If you want to accomplish something, the more impediments you can remove by constant, intelligently planned practice, the quicker you'll achieve proficiency.
by Bill Mehlman
I mentioned the other day that my tai chi teacher keeps exhorting us to be patient, and not to think about what we're doing in class so much as to free the mind to let the body learn. I'd like to offer some support for this position.
1. Anyone who can touch-type should be able to relate to this. Once you've achieved a reasonable degree of mastery of the QWERTY keyboard, you'll notice that you can type away, concentrating on what you want to say rather than how to type it. The instant your brain switches back to doing "Umm, lemme see here, the ampersand is shift-7" or "Hit the hyphen with the ring finger of the right hand, not the pinky" you're almost certainly going to have to pause and rearrange those synapses.
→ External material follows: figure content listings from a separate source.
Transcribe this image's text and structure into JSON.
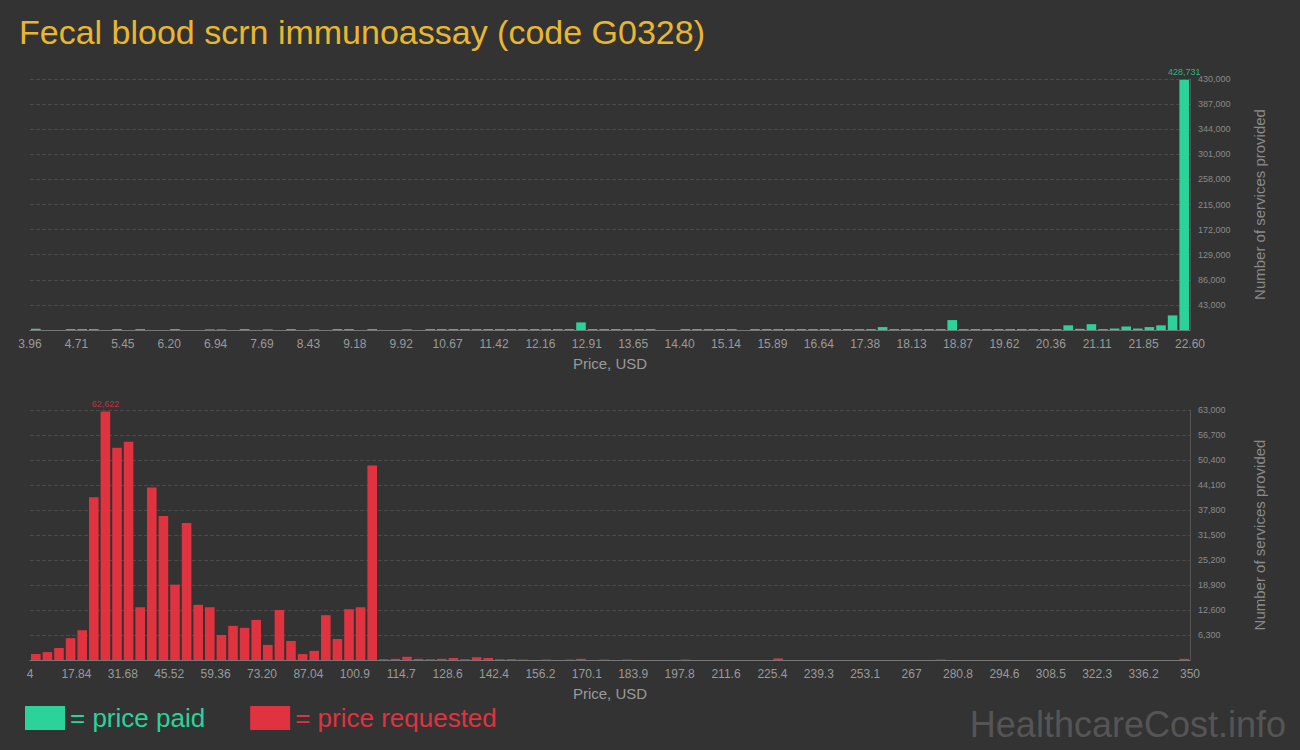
{
  "chart_data": [
    {
      "type": "histogram",
      "title": "Fecal blood scrn immunoassay (code G0328)",
      "xlabel": "Price, USD",
      "ylabel": "Number of services provided",
      "series": [
        {
          "name": "= price paid",
          "color": "#2bd39a",
          "bins": [
            3.96,
            4.1464,
            4.3328,
            4.5192,
            4.7056,
            4.892,
            5.0784,
            5.2648,
            5.4512,
            5.6376,
            5.824,
            6.0104,
            6.1968,
            6.3832,
            6.5696,
            6.756,
            6.9424,
            7.1288,
            7.3152,
            7.5016,
            7.688,
            7.8744,
            8.0608,
            8.2472,
            8.4336,
            8.62,
            8.8064,
            8.9928,
            9.1792,
            9.3656,
            9.552,
            9.7384,
            9.9248,
            10.1112,
            10.2976,
            10.484,
            10.6704,
            10.8568,
            11.0432,
            11.2296,
            11.416,
            11.6024,
            11.7888,
            11.9752,
            12.1616,
            12.348,
            12.5344,
            12.7208,
            12.9072,
            13.0936,
            13.28,
            13.4664,
            13.6528,
            13.8392,
            14.0256,
            14.212,
            14.3984,
            14.5848,
            14.7712,
            14.9576,
            15.144,
            15.3304,
            15.5168,
            15.7032,
            15.8896,
            16.076,
            16.2624,
            16.4488,
            16.6352,
            16.8216,
            17.008,
            17.1944,
            17.3808,
            17.5672,
            17.7536,
            17.94,
            18.1264,
            18.3128,
            18.4992,
            18.6856,
            18.872,
            19.0584,
            19.2448,
            19.4312,
            19.6176,
            19.804,
            19.9904,
            20.1768,
            20.3632,
            20.5496,
            20.736,
            20.9224,
            21.1088,
            21.2952,
            21.4816,
            21.668,
            21.8544,
            22.0408,
            22.2272,
            22.4136,
            22.6
          ],
          "values": [
            2000,
            0,
            0,
            1500,
            1500,
            1500,
            0,
            1500,
            0,
            1500,
            0,
            0,
            1500,
            0,
            0,
            1000,
            1000,
            0,
            1500,
            0,
            1000,
            0,
            1500,
            0,
            1000,
            0,
            1500,
            1500,
            0,
            1500,
            0,
            0,
            1000,
            0,
            1500,
            1500,
            1500,
            1500,
            1500,
            1500,
            1500,
            1500,
            1500,
            1500,
            1500,
            1500,
            1500,
            13000,
            1500,
            1500,
            1500,
            1500,
            1500,
            1500,
            0,
            0,
            1500,
            1500,
            1500,
            1500,
            1500,
            0,
            1500,
            1500,
            1500,
            1500,
            1500,
            1500,
            1500,
            1500,
            1500,
            1500,
            1500,
            5000,
            1500,
            1500,
            1500,
            1500,
            1500,
            17000,
            1500,
            1500,
            1500,
            1500,
            1500,
            1500,
            1500,
            1500,
            1500,
            8000,
            2000,
            10000,
            1500,
            2500,
            6000,
            2500,
            5000,
            8000,
            25000,
            428731
          ]
        }
      ],
      "xlim": [
        3.96,
        22.6
      ],
      "ylim": [
        0,
        430000
      ],
      "xticks": [
        3.96,
        {
          "value": 4.7056,
          "label": "4.71"
        },
        {
          "value": 5.4512,
          "label": "5.45"
        },
        {
          "value": 6.1968,
          "label": "6.20"
        },
        {
          "value": 6.9424,
          "label": "6.94"
        },
        {
          "value": 7.688,
          "label": "7.69"
        },
        {
          "value": 8.4336,
          "label": "8.43"
        },
        {
          "value": 9.1792,
          "label": "9.18"
        },
        {
          "value": 9.9248,
          "label": "9.92"
        },
        {
          "value": 10.6704,
          "label": "10.67"
        },
        {
          "value": 11.416,
          "label": "11.42"
        },
        {
          "value": 12.1616,
          "label": "12.16"
        },
        {
          "value": 12.9072,
          "label": "12.91"
        },
        {
          "value": 13.6528,
          "label": "13.65"
        },
        {
          "value": 14.3984,
          "label": "14.40"
        },
        {
          "value": 15.144,
          "label": "15.14"
        },
        {
          "value": 15.8896,
          "label": "15.89"
        },
        {
          "value": 16.6352,
          "label": "16.64"
        },
        {
          "value": 17.3808,
          "label": "17.38"
        },
        {
          "value": 18.1264,
          "label": "18.13"
        },
        {
          "value": 18.872,
          "label": "18.87"
        },
        {
          "value": 19.6176,
          "label": "19.62"
        },
        {
          "value": 20.3632,
          "label": "20.36"
        },
        {
          "value": 21.1088,
          "label": "21.11"
        },
        {
          "value": 21.8544,
          "label": "21.85"
        },
        {
          "value": 22.6,
          "label": "22.60"
        }
      ],
      "yticks": [
        {
          "value": 43000,
          "label": "43,000"
        },
        {
          "value": 86000,
          "label": "86,000"
        },
        {
          "value": 129000,
          "label": "129,000"
        },
        {
          "value": 172000,
          "label": "172,000"
        },
        {
          "value": 215000,
          "label": "215,000"
        },
        {
          "value": 258000,
          "label": "258,000"
        },
        {
          "value": 301000,
          "label": "301,000"
        },
        {
          "value": 344000,
          "label": "344,000"
        },
        {
          "value": 387000,
          "label": "387,000"
        },
        {
          "value": 430000,
          "label": "430,000"
        }
      ],
      "grid": true,
      "legend": "lower left",
      "annotations": [
        {
          "text": "428,731",
          "x": 22.5068,
          "y": 428731
        }
      ]
    },
    {
      "type": "histogram",
      "xlabel": "Price, USD",
      "ylabel": "Number of services provided",
      "series": [
        {
          "name": "= price requested",
          "color": "#e0323f",
          "bins": [
            4,
            7.46,
            10.92,
            14.38,
            17.84,
            21.3,
            24.76,
            28.22,
            31.68,
            35.14,
            38.6,
            42.06,
            45.52,
            48.98,
            52.44,
            55.9,
            59.36,
            62.82,
            66.28,
            69.74,
            73.2,
            76.66,
            80.12,
            83.58,
            87.04,
            90.5,
            93.96,
            97.42,
            100.88,
            104.34,
            107.8,
            111.26,
            114.72,
            118.18,
            121.64,
            125.1,
            128.56,
            132.02,
            135.48,
            138.94,
            142.4,
            145.86,
            149.32,
            152.78,
            156.24,
            159.7,
            163.16,
            166.62,
            170.08,
            173.54,
            177,
            180.46,
            183.92,
            187.38,
            190.84,
            194.3,
            197.76,
            201.22,
            204.68,
            208.14,
            211.6,
            215.06,
            218.52,
            221.98,
            225.44,
            228.9,
            232.36,
            235.82,
            239.28,
            242.74,
            246.2,
            249.66,
            253.12,
            256.58,
            260.04,
            263.5,
            266.96,
            270.42,
            273.88,
            277.34,
            280.8,
            284.26,
            287.72,
            291.18,
            294.64,
            298.1,
            301.56,
            305.02,
            308.48,
            311.94,
            315.4,
            318.86,
            322.32,
            325.78,
            329.24,
            332.7,
            336.16,
            339.62,
            343.08,
            346.54,
            350
          ],
          "values": [
            1500,
            2000,
            3000,
            5500,
            7500,
            41000,
            62622,
            53500,
            55000,
            13300,
            43500,
            36300,
            19000,
            34500,
            13900,
            13300,
            6300,
            8600,
            8100,
            10100,
            3800,
            12600,
            4800,
            1500,
            2300,
            11300,
            5300,
            12800,
            13300,
            49000,
            200,
            300,
            800,
            300,
            200,
            300,
            500,
            200,
            700,
            500,
            200,
            200,
            100,
            0,
            100,
            0,
            100,
            300,
            0,
            100,
            0,
            100,
            0,
            0,
            0,
            0,
            100,
            0,
            0,
            0,
            0,
            0,
            0,
            0,
            400,
            0,
            0,
            0,
            0,
            0,
            0,
            0,
            0,
            0,
            0,
            0,
            0,
            0,
            100,
            0,
            0,
            0,
            0,
            0,
            0,
            0,
            0,
            0,
            0,
            0,
            0,
            0,
            0,
            0,
            0,
            0,
            0,
            0,
            0,
            300
          ]
        }
      ],
      "xlim": [
        4,
        350
      ],
      "ylim": [
        0,
        63000
      ],
      "xticks": [
        4,
        17.84,
        31.68,
        45.52,
        59.36,
        {
          "value": 73.2,
          "label": "73.20"
        },
        87.04,
        {
          "value": 100.88,
          "label": "100.9"
        },
        {
          "value": 114.72,
          "label": "114.7"
        },
        {
          "value": 128.56,
          "label": "128.6"
        },
        142.4,
        {
          "value": 156.24,
          "label": "156.2"
        },
        {
          "value": 170.08,
          "label": "170.1"
        },
        {
          "value": 183.92,
          "label": "183.9"
        },
        {
          "value": 197.76,
          "label": "197.8"
        },
        211.6,
        {
          "value": 225.44,
          "label": "225.4"
        },
        {
          "value": 239.28,
          "label": "239.3"
        },
        {
          "value": 253.12,
          "label": "253.1"
        },
        {
          "value": 266.96,
          "label": "267"
        },
        280.8,
        {
          "value": 294.64,
          "label": "294.6"
        },
        {
          "value": 308.48,
          "label": "308.5"
        },
        {
          "value": 322.32,
          "label": "322.3"
        },
        {
          "value": 336.16,
          "label": "336.2"
        },
        350
      ],
      "yticks": [
        {
          "value": 6300,
          "label": "6,300"
        },
        {
          "value": 12600,
          "label": "12,600"
        },
        {
          "value": 18900,
          "label": "18,900"
        },
        {
          "value": 25200,
          "label": "25,200"
        },
        {
          "value": 31500,
          "label": "31,500"
        },
        {
          "value": 37800,
          "label": "37,800"
        },
        {
          "value": 44100,
          "label": "44,100"
        },
        {
          "value": 50400,
          "label": "50,400"
        },
        {
          "value": 56700,
          "label": "56,700"
        },
        {
          "value": 63000,
          "label": "63,000"
        }
      ],
      "grid": true,
      "legend": "lower left",
      "annotations": [
        {
          "text": "62,622",
          "x": 26.49,
          "y": 62622
        },
        {
          "text": "HealthcareCost.info"
        }
      ]
    }
  ]
}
2. Same deal for musical instruments. If your head is wondering where C sharp is, or how to finger it, you know damn well that the other part of the brain, the one that wants to improvise on the melody of "Take the 'A' Train," may as well take a short snooze.
3. A classic: watch someone who's learning to play golf. The golf swing is a very complicated sequence of movements involving pretty much every muscle of the body from neck to feet. If someone tells a beginner, "If you do nothing else, keep that right elbow tucked in," and if the duffer takes that advice, it's dollars to doughnuts that he's going to screw up his swing for a while.
You need to work on one thing at a time, but when you get around to taking a full swing, you shouldn't be thinking about much more, in my humble, 24-handicap opinion, than keeping your eye on the ball.
4. An area in which I've had some success: languages. The tipping point, to use a currently voguish phrase, in speaking/reading/writing a foreign language occurs when you stop translating in your head, and think/read/speak directly in the secondary language. Your brain can speak French but if it's going to think in English and translate, not only will your French be halting, it will probably be bad French.
The connection here with ADHD is, in case I've been unclear, that if you want to accomplish something, the more impediments you can remove by constant, intelligently planned practice, the quicker you'll achieve proficiency.
In other words, are you interested in developing a picture-perfect golf swing, or playing golf well? Not at all the same thing, and the first doesn't necessarily lead to the second.
Mixing my examples, allow me to quote the epitome of stylishness, Duke Ellington: "It don't mean a thing if it ain't got that swing." In golf or jazz or anything else. Don't get bogged down in the small stuff. Keep your eyes on, and devote your practice to, the final result.